Real estate brokers list houses. Good business brokers advise on the most complex financial transaction most people will ever make. Those are not the same job.
A house has comps on every block. A business has none. Two competing distribution companies in Toledo with the same revenue can sell for multiples that are 40% apart based on customer concentration, contract terms, or whether the owner is willing to stay through transition.
A house transaction has a standardized contract. A business transaction has a Letter of Intent, an asset purchase agreement or stock purchase agreement, working capital adjustments, escrow holdbacks, non-competes, seller notes, earnouts, employment agreements, real estate carve-outs, and indemnification caps. Each of those clauses is worth real money. Get any of them wrong and the closing number you celebrate is not the number that actually hits your bank account.

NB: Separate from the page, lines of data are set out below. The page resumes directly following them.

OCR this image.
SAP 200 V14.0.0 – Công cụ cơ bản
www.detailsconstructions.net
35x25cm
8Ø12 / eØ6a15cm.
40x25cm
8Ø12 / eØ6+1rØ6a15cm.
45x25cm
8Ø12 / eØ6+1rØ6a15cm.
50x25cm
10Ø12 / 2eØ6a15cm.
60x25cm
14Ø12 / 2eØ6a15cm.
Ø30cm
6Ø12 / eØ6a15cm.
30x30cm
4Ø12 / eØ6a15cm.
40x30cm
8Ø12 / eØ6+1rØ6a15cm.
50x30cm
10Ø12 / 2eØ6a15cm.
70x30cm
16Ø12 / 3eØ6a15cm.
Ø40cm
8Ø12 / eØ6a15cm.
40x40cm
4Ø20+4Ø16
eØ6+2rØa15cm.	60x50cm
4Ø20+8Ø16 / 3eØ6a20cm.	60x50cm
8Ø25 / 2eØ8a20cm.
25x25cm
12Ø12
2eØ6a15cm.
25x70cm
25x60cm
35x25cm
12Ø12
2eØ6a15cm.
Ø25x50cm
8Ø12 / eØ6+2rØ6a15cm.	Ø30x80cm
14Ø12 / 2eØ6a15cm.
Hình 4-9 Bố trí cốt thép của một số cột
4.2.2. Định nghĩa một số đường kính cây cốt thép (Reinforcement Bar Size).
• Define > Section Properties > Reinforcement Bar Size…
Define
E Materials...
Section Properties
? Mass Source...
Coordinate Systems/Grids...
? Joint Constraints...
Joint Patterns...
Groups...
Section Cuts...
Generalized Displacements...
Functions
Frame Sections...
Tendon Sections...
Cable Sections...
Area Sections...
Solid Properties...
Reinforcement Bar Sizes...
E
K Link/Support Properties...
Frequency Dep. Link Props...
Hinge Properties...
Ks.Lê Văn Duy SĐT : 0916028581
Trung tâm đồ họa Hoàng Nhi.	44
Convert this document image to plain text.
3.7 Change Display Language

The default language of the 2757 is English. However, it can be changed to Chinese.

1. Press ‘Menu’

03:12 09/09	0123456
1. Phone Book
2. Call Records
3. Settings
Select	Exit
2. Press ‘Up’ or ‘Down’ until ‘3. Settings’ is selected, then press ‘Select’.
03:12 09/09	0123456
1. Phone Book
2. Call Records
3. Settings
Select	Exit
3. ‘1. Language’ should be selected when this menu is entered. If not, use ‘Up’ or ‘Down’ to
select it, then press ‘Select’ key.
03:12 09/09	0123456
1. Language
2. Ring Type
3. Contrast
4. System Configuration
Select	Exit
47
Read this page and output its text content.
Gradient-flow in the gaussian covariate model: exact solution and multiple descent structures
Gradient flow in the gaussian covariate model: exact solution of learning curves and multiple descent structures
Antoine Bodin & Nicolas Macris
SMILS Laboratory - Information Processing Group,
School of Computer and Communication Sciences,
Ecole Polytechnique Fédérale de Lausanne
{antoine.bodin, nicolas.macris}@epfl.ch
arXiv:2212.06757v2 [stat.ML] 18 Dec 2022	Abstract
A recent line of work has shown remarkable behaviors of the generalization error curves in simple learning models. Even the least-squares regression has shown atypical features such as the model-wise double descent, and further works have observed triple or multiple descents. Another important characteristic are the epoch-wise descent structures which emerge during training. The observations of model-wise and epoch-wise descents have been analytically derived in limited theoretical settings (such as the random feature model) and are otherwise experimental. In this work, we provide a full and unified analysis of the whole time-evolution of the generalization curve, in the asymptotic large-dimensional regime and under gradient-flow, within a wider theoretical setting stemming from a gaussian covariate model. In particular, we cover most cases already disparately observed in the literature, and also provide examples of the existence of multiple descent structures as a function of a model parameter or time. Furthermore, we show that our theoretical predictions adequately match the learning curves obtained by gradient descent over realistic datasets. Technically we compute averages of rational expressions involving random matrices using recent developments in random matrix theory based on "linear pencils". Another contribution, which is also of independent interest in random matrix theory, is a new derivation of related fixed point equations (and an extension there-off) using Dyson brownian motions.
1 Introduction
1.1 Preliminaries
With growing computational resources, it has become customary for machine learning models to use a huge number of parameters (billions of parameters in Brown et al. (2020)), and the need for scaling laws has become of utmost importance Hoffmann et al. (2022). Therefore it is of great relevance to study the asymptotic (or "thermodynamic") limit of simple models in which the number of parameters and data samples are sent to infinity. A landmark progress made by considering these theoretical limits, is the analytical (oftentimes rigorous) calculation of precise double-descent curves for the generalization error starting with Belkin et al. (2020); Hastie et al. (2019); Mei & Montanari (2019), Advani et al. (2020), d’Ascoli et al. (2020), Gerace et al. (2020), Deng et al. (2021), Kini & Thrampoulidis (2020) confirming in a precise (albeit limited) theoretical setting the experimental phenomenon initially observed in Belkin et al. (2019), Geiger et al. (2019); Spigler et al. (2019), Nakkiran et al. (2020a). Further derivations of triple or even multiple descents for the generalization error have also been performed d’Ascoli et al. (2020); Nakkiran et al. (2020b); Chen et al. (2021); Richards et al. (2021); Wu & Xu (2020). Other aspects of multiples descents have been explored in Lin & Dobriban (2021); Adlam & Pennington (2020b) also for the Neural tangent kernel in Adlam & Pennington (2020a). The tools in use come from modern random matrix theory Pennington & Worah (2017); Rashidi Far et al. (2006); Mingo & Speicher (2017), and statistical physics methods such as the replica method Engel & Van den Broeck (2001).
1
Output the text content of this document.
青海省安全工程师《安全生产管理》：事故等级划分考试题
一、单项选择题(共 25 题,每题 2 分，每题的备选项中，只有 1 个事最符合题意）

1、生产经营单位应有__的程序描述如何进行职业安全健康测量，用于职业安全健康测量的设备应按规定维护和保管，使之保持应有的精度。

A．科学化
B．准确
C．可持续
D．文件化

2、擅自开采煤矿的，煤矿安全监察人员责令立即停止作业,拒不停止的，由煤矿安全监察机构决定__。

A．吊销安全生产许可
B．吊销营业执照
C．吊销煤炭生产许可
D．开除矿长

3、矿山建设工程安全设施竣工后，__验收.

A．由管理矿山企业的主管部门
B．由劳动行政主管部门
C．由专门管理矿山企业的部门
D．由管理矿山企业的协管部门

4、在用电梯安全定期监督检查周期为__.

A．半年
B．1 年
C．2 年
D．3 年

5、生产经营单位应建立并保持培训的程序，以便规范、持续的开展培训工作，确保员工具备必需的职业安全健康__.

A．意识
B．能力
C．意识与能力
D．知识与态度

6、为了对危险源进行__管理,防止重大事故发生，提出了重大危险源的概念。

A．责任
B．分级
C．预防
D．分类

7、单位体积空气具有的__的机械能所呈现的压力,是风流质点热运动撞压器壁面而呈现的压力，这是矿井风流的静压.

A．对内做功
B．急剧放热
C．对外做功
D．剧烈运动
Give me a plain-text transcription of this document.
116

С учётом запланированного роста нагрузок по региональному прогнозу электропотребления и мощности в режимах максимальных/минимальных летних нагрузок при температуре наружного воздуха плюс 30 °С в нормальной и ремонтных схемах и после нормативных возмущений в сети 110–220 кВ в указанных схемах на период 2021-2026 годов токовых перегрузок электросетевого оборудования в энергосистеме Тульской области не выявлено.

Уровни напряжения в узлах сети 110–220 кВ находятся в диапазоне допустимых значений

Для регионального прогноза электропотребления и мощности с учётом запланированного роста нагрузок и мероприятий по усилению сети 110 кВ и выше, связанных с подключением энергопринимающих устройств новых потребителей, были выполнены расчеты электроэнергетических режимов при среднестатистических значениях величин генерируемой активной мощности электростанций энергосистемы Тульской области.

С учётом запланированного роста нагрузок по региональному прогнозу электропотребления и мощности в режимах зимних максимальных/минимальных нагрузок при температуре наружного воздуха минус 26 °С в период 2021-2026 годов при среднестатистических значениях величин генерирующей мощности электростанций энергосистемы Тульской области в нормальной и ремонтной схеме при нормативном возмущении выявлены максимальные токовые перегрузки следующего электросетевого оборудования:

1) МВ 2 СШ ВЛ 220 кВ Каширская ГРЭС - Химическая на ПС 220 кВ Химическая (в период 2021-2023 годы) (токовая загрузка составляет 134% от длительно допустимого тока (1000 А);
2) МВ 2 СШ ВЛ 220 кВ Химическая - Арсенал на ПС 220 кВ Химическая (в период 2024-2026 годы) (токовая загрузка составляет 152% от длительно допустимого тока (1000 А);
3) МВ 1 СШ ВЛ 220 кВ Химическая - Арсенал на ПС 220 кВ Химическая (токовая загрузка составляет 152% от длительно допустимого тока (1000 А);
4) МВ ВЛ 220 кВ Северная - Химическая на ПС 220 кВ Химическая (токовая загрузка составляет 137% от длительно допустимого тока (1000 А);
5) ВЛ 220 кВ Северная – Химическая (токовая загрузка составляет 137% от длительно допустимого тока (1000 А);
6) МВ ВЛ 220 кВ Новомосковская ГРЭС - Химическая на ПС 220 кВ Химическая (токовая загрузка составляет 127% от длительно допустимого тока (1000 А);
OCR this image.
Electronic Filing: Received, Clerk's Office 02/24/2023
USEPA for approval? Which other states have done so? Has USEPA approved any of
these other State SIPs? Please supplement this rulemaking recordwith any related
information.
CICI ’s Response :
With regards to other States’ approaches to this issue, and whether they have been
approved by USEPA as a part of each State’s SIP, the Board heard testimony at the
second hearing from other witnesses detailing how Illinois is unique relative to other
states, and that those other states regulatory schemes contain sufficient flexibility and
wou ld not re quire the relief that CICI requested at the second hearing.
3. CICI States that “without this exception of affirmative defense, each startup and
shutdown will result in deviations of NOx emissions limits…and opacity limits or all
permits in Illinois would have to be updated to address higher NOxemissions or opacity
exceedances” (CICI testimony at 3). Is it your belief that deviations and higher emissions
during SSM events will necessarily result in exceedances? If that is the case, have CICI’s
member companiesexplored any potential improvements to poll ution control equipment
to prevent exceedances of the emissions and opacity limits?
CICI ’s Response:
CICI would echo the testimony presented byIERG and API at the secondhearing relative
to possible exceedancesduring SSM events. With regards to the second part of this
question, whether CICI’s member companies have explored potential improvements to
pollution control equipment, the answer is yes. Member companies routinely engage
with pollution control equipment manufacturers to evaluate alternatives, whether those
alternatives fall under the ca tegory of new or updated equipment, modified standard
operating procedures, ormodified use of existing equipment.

A house sale closes in 30 to 45 days. A business sale typically takes 6 to 12 months from listing to close, with due diligence alone running 60 to 90 days. The broker who treats it like a faster real estate deal is the broker whose deals fall apart in week 10.
Confidentiality is another category entirely. A house for sale gets a sign in the yard. A business for sale gets a blind teaser, an NDA, and a buyer-qualification process. The moment your employees, customers, or competitors find out you are selling, the value of the business starts dropping. A real estate-style broker has no framework for any of that.
If your broker is approaching your business sale with a real estate playbook, you are paying for the wrong skill set. Ask better questions before you sign a listing agreement.